The film scene has gone too long without seeing Kimberly Peirce's name up on a screen — five years since the release of the director's second film, “Stop-Loss,” and nine years before that with her acclaimed 1999 debut, “Boys Don't Cry.” But while the latest occasion for Peirce behind the camera guides her down a new avenue into horror, helming a remake of “Carrie” starring Chloe Grace Moretz and Julianne Moore, there were many intriguing directions explored in the years before, as a recent profile reveals.
A new piece in the New York Times chronicles Peirce's return to the screen, as well as her intensive research process and many stalled projects. One of these almost came to fruition in 2000, when Pierce first heard about the unsolved 1922 murder case of silent film director and actor William Desmond Taylor, and crafted it into a script called “Silent Star.” Packaging it for DreamWorks, she grew very involved — to the point where she believes she even solved the mystery — but as ever, the inexplicable turns of Hollywood interfered.

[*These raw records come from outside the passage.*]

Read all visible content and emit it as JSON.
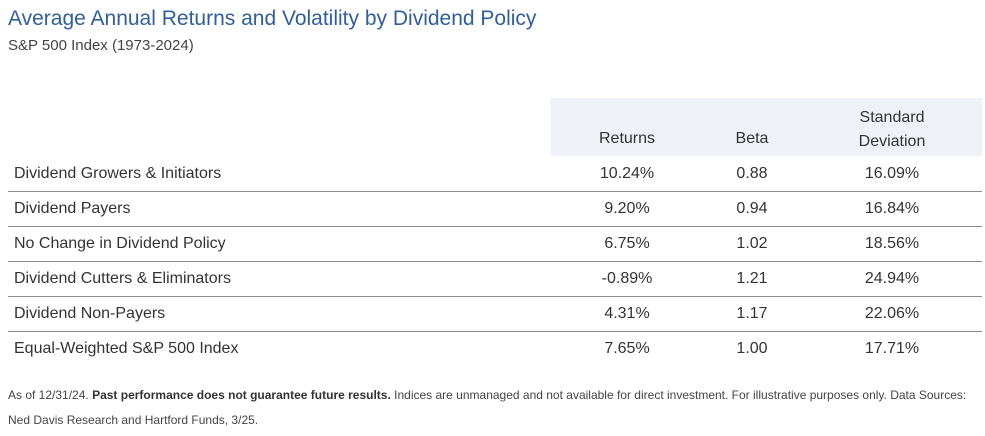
{
  "chart_data": {
    "type": "table",
    "title": "Average Annual Returns and Volatility by Dividend Policy",
    "subtitle": "S&P 500 Index (1973-2024)",
    "columns": [
      "Returns",
      "Beta",
      "Standard",
      "Deviation"
    ],
    "rows": [
      {
        "name": "Dividend Growers & Initiators",
        "returns": "10.24%",
        "beta": "0.88",
        "std_dev": "16.09%"
      },
      {
        "name": "Dividend Payers",
        "returns": "9.20%",
        "beta": "0.94",
        "std_dev": "16.84%"
      },
      {
        "name": "No Change in Dividend Policy",
        "returns": "6.75%",
        "beta": "1.02",
        "std_dev": "18.56%"
      },
      {
        "name": "Dividend Cutters & Eliminators",
        "returns": "-0.89%",
        "beta": "1.21",
        "std_dev": "24.94%"
      },
      {
        "name": "Dividend Non-Payers",
        "returns": "4.31%",
        "beta": "1.17",
        "std_dev": "22.06%"
      },
      {
        "name": "Equal-Weighted S&P 500 Index",
        "returns": "7.65%",
        "beta": "1.00",
        "std_dev": "17.71%"
      }
    ]
  },
  "footnote": {
    "prefix": "As of 12/31/24. ",
    "bold": "Past performance does not guarantee future results.",
    "suffix": " Indices are unmanaged and not available for direct investment. For illustrative purposes only. Data Sources: Ned Davis Research and Hartford Funds, 3/25."
  },
  "colors": {
    "title": "#2f5f9e",
    "header_bg": "#eef1f6",
    "rule": "#8c8c8c"
  }
}
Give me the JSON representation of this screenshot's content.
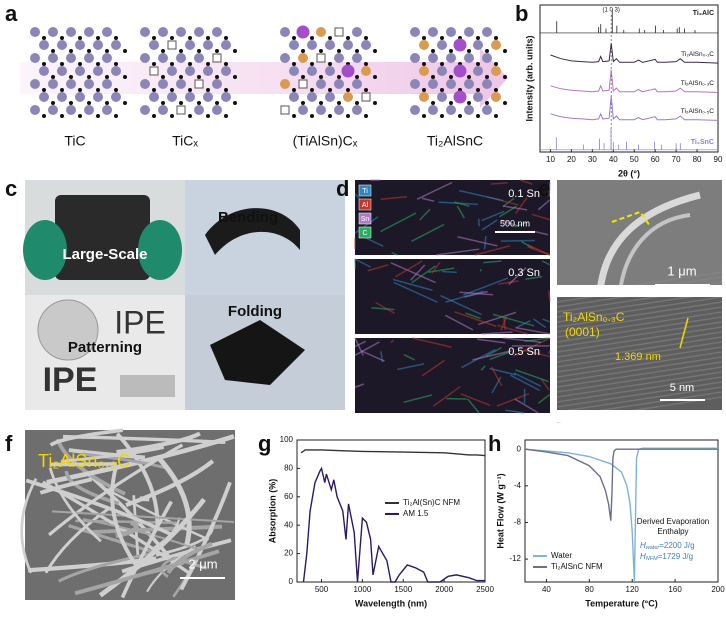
{
  "panel_labels": [
    "a",
    "b",
    "c",
    "d",
    "e",
    "f",
    "g",
    "h"
  ],
  "panel_a": {
    "labels": [
      "TiC",
      "TiCₓ",
      "(TiAlSn)Cₓ",
      "Ti₂AlSnC"
    ]
  },
  "panel_c": {
    "labels": [
      "Large-Scale",
      "Bending",
      "Patterning",
      "Folding"
    ],
    "photo_text": [
      "IPE",
      "IPE"
    ]
  },
  "panel_d": {
    "elements": [
      "Ti",
      "Al",
      "Sn",
      "C"
    ],
    "samples": [
      "0.1 Sn",
      "0.3 Sn",
      "0.5 Sn"
    ],
    "scale_bar": "500 nm"
  },
  "panel_e": {
    "sem_scale_bar": "1 μm",
    "phase": "Ti₂AlSn₀.₃C",
    "plane": "(0001)",
    "spacing": "1.369 nm",
    "tem_scale_bar": "5 nm"
  },
  "panel_f": {
    "phase": "Ti₂AlSn₀.₃C",
    "scale_bar": "2 μm"
  },
  "chart_data": [
    {
      "type": "line",
      "xlabel": "2θ (°)",
      "ylabel": "Intensity (arb. units)",
      "xlim": [
        5,
        90
      ],
      "ylim": [
        0,
        10
      ],
      "xticks": [
        10,
        20,
        30,
        40,
        50,
        60,
        70,
        80,
        90
      ],
      "series": [
        {
          "name": "Ti₂AlSn₀.₁C",
          "color": "#3a2a4a",
          "x": [
            10,
            15,
            20,
            25,
            30,
            33,
            34,
            35,
            38,
            39,
            40,
            41.5,
            43,
            50,
            52,
            54,
            60,
            61,
            65,
            70,
            72,
            74,
            80,
            90
          ],
          "values": [
            6.6,
            6.35,
            6.2,
            6.15,
            6.1,
            6.15,
            6.5,
            6.15,
            6.2,
            7.4,
            6.15,
            6.35,
            6.1,
            6.1,
            6.25,
            6.1,
            6.3,
            6.1,
            6.1,
            6.15,
            6.35,
            6.1,
            6.1,
            6.05
          ]
        },
        {
          "name": "Ti₂AlSn₀.₃C",
          "color": "#b07ab8",
          "x": [
            10,
            15,
            20,
            25,
            30,
            33,
            34,
            35,
            38,
            39,
            40,
            41.5,
            43,
            50,
            52,
            54,
            60,
            61,
            65,
            70,
            72,
            74,
            80,
            90
          ],
          "values": [
            4.5,
            4.3,
            4.2,
            4.15,
            4.1,
            4.15,
            4.5,
            4.15,
            4.2,
            5.6,
            4.15,
            4.35,
            4.1,
            4.1,
            4.25,
            4.1,
            4.3,
            4.1,
            4.1,
            4.15,
            4.35,
            4.1,
            4.1,
            4.05
          ]
        },
        {
          "name": "Ti₂AlSn₀.₅C",
          "color": "#9b7bc9",
          "x": [
            10,
            15,
            20,
            25,
            30,
            33,
            34,
            35,
            38,
            39,
            40,
            41.5,
            43,
            50,
            52,
            54,
            60,
            61,
            65,
            70,
            72,
            74,
            80,
            90
          ],
          "values": [
            2.6,
            2.4,
            2.3,
            2.25,
            2.2,
            2.25,
            2.6,
            2.25,
            2.3,
            3.8,
            2.25,
            2.45,
            2.2,
            2.2,
            2.35,
            2.2,
            2.4,
            2.2,
            2.2,
            2.25,
            2.45,
            2.2,
            2.2,
            2.15
          ]
        }
      ],
      "references": [
        {
          "name": "Ti₂AlC",
          "color": "#222222",
          "baseline": 8.1,
          "x": [
            13,
            33,
            34,
            36.5,
            39.5,
            41.7,
            45,
            52.4,
            55,
            60.2,
            64,
            70.5,
            71.5,
            74,
            79
          ],
          "values": [
            8.9,
            8.5,
            8.7,
            8.4,
            9.7,
            8.6,
            8.3,
            8.4,
            8.3,
            8.6,
            8.3,
            8.4,
            8.5,
            8.4,
            8.3
          ]
        },
        {
          "name": "Ti₂SnC",
          "color": "#8b7fd0",
          "baseline": 0.15,
          "x": [
            12.8,
            25.8,
            33.4,
            35.6,
            38.9,
            40,
            42.6,
            46.3,
            52,
            59.7,
            63,
            70,
            72
          ],
          "values": [
            1.0,
            0.5,
            0.9,
            0.6,
            1.6,
            0.7,
            0.5,
            0.7,
            0.5,
            0.7,
            0.5,
            0.6,
            0.6
          ]
        }
      ],
      "annotations": [
        {
          "text": "(1 0 3)",
          "x": 39
        }
      ]
    },
    {
      "type": "line",
      "xlabel": "Wavelength (nm)",
      "ylabel": "Absorption (%)",
      "xlim": [
        200,
        2500
      ],
      "ylim": [
        0,
        100
      ],
      "xticks": [
        500,
        1000,
        1500,
        2000,
        2500
      ],
      "yticks": [
        0,
        20,
        40,
        60,
        80,
        100
      ],
      "legend": "right",
      "series": [
        {
          "name": "Ti₂Al(Sn)C NFM",
          "color": "#333333",
          "x": [
            250,
            300,
            400,
            500,
            700,
            1000,
            1500,
            2000,
            2200,
            2300,
            2400,
            2500
          ],
          "values": [
            91,
            93,
            93,
            93,
            92.5,
            92,
            91.5,
            91,
            90,
            89.5,
            89.5,
            89
          ]
        },
        {
          "name": "AM 1.5",
          "color": "#2d1a5e",
          "x": [
            280,
            320,
            360,
            420,
            480,
            500,
            540,
            560,
            620,
            650,
            690,
            760,
            800,
            830,
            900,
            940,
            1000,
            1050,
            1100,
            1130,
            1200,
            1250,
            1300,
            1350,
            1400,
            1450,
            1550,
            1650,
            1750,
            1800,
            1950,
            2050,
            2150,
            2300,
            2400,
            2500
          ],
          "values": [
            0,
            20,
            50,
            70,
            78,
            80,
            70,
            76,
            65,
            72,
            60,
            50,
            30,
            55,
            35,
            0,
            45,
            42,
            30,
            5,
            25,
            20,
            15,
            0,
            0,
            5,
            12,
            10,
            7,
            0,
            0,
            4,
            5,
            3,
            1,
            1
          ]
        }
      ]
    },
    {
      "type": "line",
      "xlabel": "Temperature (°C)",
      "ylabel": "Heat Flow (W g⁻¹)",
      "xlim": [
        20,
        200
      ],
      "ylim": [
        -14.5,
        1
      ],
      "xticks": [
        40,
        80,
        120,
        160,
        200
      ],
      "yticks": [
        0,
        -4,
        -8,
        -12
      ],
      "legend": "bottom-left",
      "series": [
        {
          "name": "Water",
          "color": "#7fb3d5",
          "x": [
            20,
            40,
            60,
            80,
            100,
            110,
            115,
            118,
            120,
            122,
            123,
            124,
            126,
            130,
            140,
            160,
            200
          ],
          "values": [
            0,
            -0.2,
            -0.4,
            -0.8,
            -1.6,
            -2.5,
            -4,
            -6,
            -9,
            -14.5,
            -8,
            -1,
            0,
            0.1,
            0.1,
            0.1,
            0.1
          ]
        },
        {
          "name": "Ti₂AlSnC NFM",
          "color": "#6b6f8a",
          "x": [
            20,
            40,
            60,
            80,
            90,
            95,
            98,
            100,
            101,
            102,
            103,
            105,
            110,
            120,
            140,
            200
          ],
          "values": [
            0,
            -0.3,
            -0.7,
            -1.8,
            -3,
            -4.5,
            -6,
            -7.8,
            -5,
            -1,
            -0.2,
            0,
            0,
            0,
            0,
            0
          ]
        }
      ],
      "note": [
        "Derived Evaporation",
        "Enthalpy"
      ],
      "enthalpies": [
        {
          "symbol": "H",
          "subscript": "water",
          "text": "=2200 J/g"
        },
        {
          "symbol": "H",
          "subscript": "NFM",
          "text": "=1729 J/g"
        }
      ]
    }
  ]
}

“Steven Spielberg loved it,” Peirce explains. “I had Hugh Jackman, Evan Rachel Wood and Ben Kingsley cast. We had a proposed budget of $30 million. But then DreamWorks ran the numbers, and there was a $10 million gap. I said, 'I'll cut $10 million.' And they said, 'But we don't want you to do that, because the $20 million version wouldn't be lavish enough.' Crazy, right?”
Pierce took little time to grieve for the project, instead recovering immediately with with the script for “Stop-Loss,” a incisive drama starring Ryan Phillippe, Abbie Cornish, and Joseph Gordon-Levitt as American soldiers returning from Iraq. Because of this, Pierce felt the film was rushed into production and released “on the wrong side of time,” but soon after she pitched several other ideas including a queer romantic sex comedy and an undercover crime thriller. '
Both are currently stalled in development, but with “Carrie” heading to theatres quite soon on October 18th, we'll see if its reception can bring to life any more of the unique ideas bursting forth from Pierce's mind. Or maybe she can dust off that "Silent Star" script again, because that sounds like a movie we'd love to see.